Riceboro’s Historical Baptismal Interpretive Trail is a few steps closer to completion.
On Friday, construction workers with Expert Marine Construction Company put the finishing touches on a 12-by-12 wooden platform above a secluded pool of water where, it is said, some Riceboro natives were baptized as early as the late 1800s.
“This bridge sits on the city’s property in a position to view the original baptismal site. It has stairs on both sides leading down to the knoll,” said Keith Causeway, an engineer with P.C. Simonton and Associates Inc.
The 105-foot bridge, according to Causeway, will be part of a quarter-mile trail that runs north from state Route 119, E.B. Cooper Highway, just a few feet from Riceboro’s First African Baptist Church.

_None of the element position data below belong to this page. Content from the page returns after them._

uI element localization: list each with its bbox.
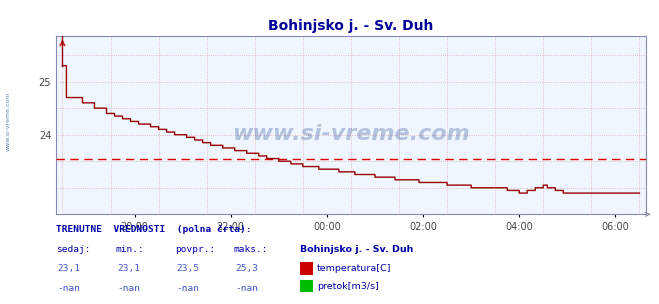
Text: 23,1: 23,1 bbox=[58, 264, 80, 274]
Text: maks.:: maks.: bbox=[234, 245, 268, 254]
Text: 23,1: 23,1 bbox=[117, 264, 140, 274]
Text: -nan: -nan bbox=[177, 284, 199, 293]
Text: 25,3: 25,3 bbox=[236, 264, 258, 274]
Title: Bohinjsko j. - Sv. Duh: Bohinjsko j. - Sv. Duh bbox=[268, 19, 434, 33]
Text: www.si-vreme.com: www.si-vreme.com bbox=[5, 92, 11, 151]
Text: -nan: -nan bbox=[236, 284, 258, 293]
Text: -nan: -nan bbox=[117, 284, 140, 293]
Text: temperatura[C]: temperatura[C] bbox=[317, 264, 391, 273]
Text: -nan: -nan bbox=[58, 284, 80, 293]
Text: povpr.:: povpr.: bbox=[175, 245, 215, 254]
Text: sedaj:: sedaj: bbox=[56, 245, 90, 254]
Text: 23,5: 23,5 bbox=[177, 264, 199, 274]
Text: pretok[m3/s]: pretok[m3/s] bbox=[317, 282, 379, 291]
Text: min.:: min.: bbox=[115, 245, 144, 254]
Text: TRENUTNE  VREDNOSTI  (polna črta):: TRENUTNE VREDNOSTI (polna črta): bbox=[56, 225, 252, 234]
Text: www.si-vreme.com: www.si-vreme.com bbox=[232, 124, 470, 144]
Text: Bohinjsko j. - Sv. Duh: Bohinjsko j. - Sv. Duh bbox=[300, 245, 413, 254]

Once it’s complete, the trail will include historical information and a few surprises, according to Riceboro Mayor Bill Austin and City Grants Administrator Joe Harris.
“This is still an ongoing project,” Harris said. “The objective for the trail, once complete, will be to beautify this area with natural flora and include historical markers and signage.”
The site also will honor those who were baptized in the pool’s muddy water years ago.
“The signage will include a list of names of those who we know were baptized here,” Austin said. “This, of course, will include a tribute to Mother Mary Baggs and Dorothy Brunson. Brunson is now 102 years old and the only surviving person who was baptized there.”
The trail is expected to be open to the public by December, Austin said. So far, he said, he’s pleased with its progress.
“What’s incredible is the amount of collaboration we have had, and we expect it to continue,” the mayor said.
“P.C. Simonton and Associates Inc. has provided engineering support for the design of the trail. SNF Holding Co. and CIC cleared and built up the trail path, and the Progressive Missionary Association put together a team of 30 men to work with the city of Riceboro to clear the underbrush.”
Cultivation for the project began last spring after the city was awarded a matching in-kind coastal incentive grant from the Georgia Department of Natural Resources for $42,000.
Austin said he’s hopeful the trail eventually will lead deeper into the city’s grounds and history.
“We have already begun planning the next phase of the project, which will lead to a beautiful fishing area known as the ‘round hole,’” he said. “The expansion of the trail site will also cover an area that was used by loggers who stood atop the berms to snake the logs along the creek to the mill at Riceboro.”